When the insurer doesn’t pay any amount above the mandated limit, the expense has to be borne by the policyholder. In some health insurance plans, there may not be any such sub-limits while in others it may be waived off by paying an extra premium.  Sub-limits also plays a role in the settlement of total claims. If a policyholder takes a room with rent higher than the upper limit, the other claim for other expense heads is proportionally reduced.

2. Network Hospital

When it comes to a medical emergency requiring hospitalisation, the hospital that is nearest to one’s residence is preferred by most. However, as a health insurance policy holder, knowing whether the hospital is on the insurer’s list of network hospitals is important. All insurers have a tie-up with specific hospitals in different locations which they call them as a part of the network list. Insurers prefer policyholders to take hospitalisation in the network hospitals and not in a hospital outside the list.

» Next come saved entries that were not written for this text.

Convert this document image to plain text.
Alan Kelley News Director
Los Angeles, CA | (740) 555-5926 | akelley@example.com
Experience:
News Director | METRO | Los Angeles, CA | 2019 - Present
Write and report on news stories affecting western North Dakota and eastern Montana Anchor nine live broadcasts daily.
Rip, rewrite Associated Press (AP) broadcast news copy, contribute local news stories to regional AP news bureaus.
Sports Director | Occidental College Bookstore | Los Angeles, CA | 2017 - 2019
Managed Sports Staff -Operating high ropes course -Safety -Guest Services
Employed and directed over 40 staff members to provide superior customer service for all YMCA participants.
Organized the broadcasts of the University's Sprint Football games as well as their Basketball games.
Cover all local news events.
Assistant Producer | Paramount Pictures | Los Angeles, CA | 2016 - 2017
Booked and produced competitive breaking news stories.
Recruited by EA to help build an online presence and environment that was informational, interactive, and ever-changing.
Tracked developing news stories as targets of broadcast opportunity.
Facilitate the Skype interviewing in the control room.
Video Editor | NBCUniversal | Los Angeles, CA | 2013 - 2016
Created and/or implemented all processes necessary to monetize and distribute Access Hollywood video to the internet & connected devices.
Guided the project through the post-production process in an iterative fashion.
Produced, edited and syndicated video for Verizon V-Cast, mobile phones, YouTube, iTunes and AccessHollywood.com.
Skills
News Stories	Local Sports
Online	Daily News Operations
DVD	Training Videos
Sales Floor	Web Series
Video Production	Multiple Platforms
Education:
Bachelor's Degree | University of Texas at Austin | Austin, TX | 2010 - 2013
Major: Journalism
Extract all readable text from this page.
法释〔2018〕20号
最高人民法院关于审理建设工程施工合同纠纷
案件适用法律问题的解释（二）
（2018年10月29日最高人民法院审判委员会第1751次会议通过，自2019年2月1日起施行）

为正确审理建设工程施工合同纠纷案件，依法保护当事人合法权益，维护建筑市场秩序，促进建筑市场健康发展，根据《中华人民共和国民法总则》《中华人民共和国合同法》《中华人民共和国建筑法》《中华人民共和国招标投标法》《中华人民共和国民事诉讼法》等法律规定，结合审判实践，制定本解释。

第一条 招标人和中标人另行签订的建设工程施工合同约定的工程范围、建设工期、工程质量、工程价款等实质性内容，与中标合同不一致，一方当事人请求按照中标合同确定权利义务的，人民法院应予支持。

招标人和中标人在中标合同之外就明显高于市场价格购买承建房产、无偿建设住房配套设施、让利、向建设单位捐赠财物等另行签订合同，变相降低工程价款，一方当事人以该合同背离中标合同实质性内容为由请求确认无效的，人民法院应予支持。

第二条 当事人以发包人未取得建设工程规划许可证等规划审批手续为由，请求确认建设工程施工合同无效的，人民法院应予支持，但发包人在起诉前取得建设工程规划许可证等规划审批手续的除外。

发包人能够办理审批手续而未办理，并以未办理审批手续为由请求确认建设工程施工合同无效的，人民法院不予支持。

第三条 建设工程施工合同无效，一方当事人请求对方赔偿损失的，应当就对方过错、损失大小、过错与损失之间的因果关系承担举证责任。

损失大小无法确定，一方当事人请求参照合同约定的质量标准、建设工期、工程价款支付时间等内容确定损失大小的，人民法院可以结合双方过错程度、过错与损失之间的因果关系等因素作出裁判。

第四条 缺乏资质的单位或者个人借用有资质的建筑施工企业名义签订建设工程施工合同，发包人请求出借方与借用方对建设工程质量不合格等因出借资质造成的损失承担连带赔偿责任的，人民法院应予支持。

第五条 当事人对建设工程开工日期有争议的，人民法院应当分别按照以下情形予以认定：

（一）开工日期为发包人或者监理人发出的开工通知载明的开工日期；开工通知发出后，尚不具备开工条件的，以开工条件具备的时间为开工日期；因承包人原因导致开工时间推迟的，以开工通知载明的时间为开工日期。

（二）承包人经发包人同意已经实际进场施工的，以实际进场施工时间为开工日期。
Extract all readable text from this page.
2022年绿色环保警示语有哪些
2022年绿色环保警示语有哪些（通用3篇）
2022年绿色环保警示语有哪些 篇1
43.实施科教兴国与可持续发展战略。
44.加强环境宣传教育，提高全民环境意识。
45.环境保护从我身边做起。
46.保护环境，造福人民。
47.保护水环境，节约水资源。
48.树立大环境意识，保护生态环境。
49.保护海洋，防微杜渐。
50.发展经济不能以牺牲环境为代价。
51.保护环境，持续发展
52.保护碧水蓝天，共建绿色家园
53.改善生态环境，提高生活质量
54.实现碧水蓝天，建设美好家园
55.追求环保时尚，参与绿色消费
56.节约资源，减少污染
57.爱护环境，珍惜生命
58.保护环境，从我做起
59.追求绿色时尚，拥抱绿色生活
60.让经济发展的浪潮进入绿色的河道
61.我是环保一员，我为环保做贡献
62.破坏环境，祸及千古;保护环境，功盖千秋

It doesn’t matter if you hold a cashless card, the claim process in a non-network hospital may be subject to re-reimbursement and may result in partial claims too. Insurers share the list of network hospitals, also check with them before one has to make a planned hospitalisation.

3. Waiting Periods

After buying a health insurance policy, it’s not that the coverage starts from day one. Other than accidental hospitalization, some diseases have a waiting period of 30 days, some others of 24 months or 36 months or even 48 months. The pre-existing ailments after proper disclosure at the time of buying insurance are generally covered after 48 months. It is important that one keeps renewing the policy so that the benefit of the waiting period is not lost. Also, on porting the policy, the advantage of the waiting period is not lost.

4. Co-Payments

Sometimes, even if one holds a cashless policy, not the entire bill amount is paid by the insurer. A portion of the bill is to be borne by the insured. Co-payment or co-pay is that portion of the bill that the policyholder has to bear as an out-of-pocket expense. Such co-pay could be 10 or 20 per cent of the hospital bill.

For example, if a policy has a 20 per cent co-pay, and the bill comes to Rs 30,000, then the insured will have to pay Rs 6,000 while the balance of Rs 24,000 will be paid by the insurer. Co-payments are generally found in health insurance plans for senior citizens. Plans with co-pay come at a lesser premium than the ones without this feature.

5. Cashless or reimbursement claims

The claims settlement in a health insurance policy can be either on a cashless basis or on the basis reimbursement. In a cashless policy, one need not pay anything up to the sum insured amount, to the hospital if it is there on the network list. The insurer’s in-house claims settlement team or the insurer’s third-party administrator settles the bill on behalf of the insured.  In case of reimbursement claims, which generally happens in a non-network hospital, the insured has to pay the hospital before getting discharged and then submit the bills to the insurer for reimbursement.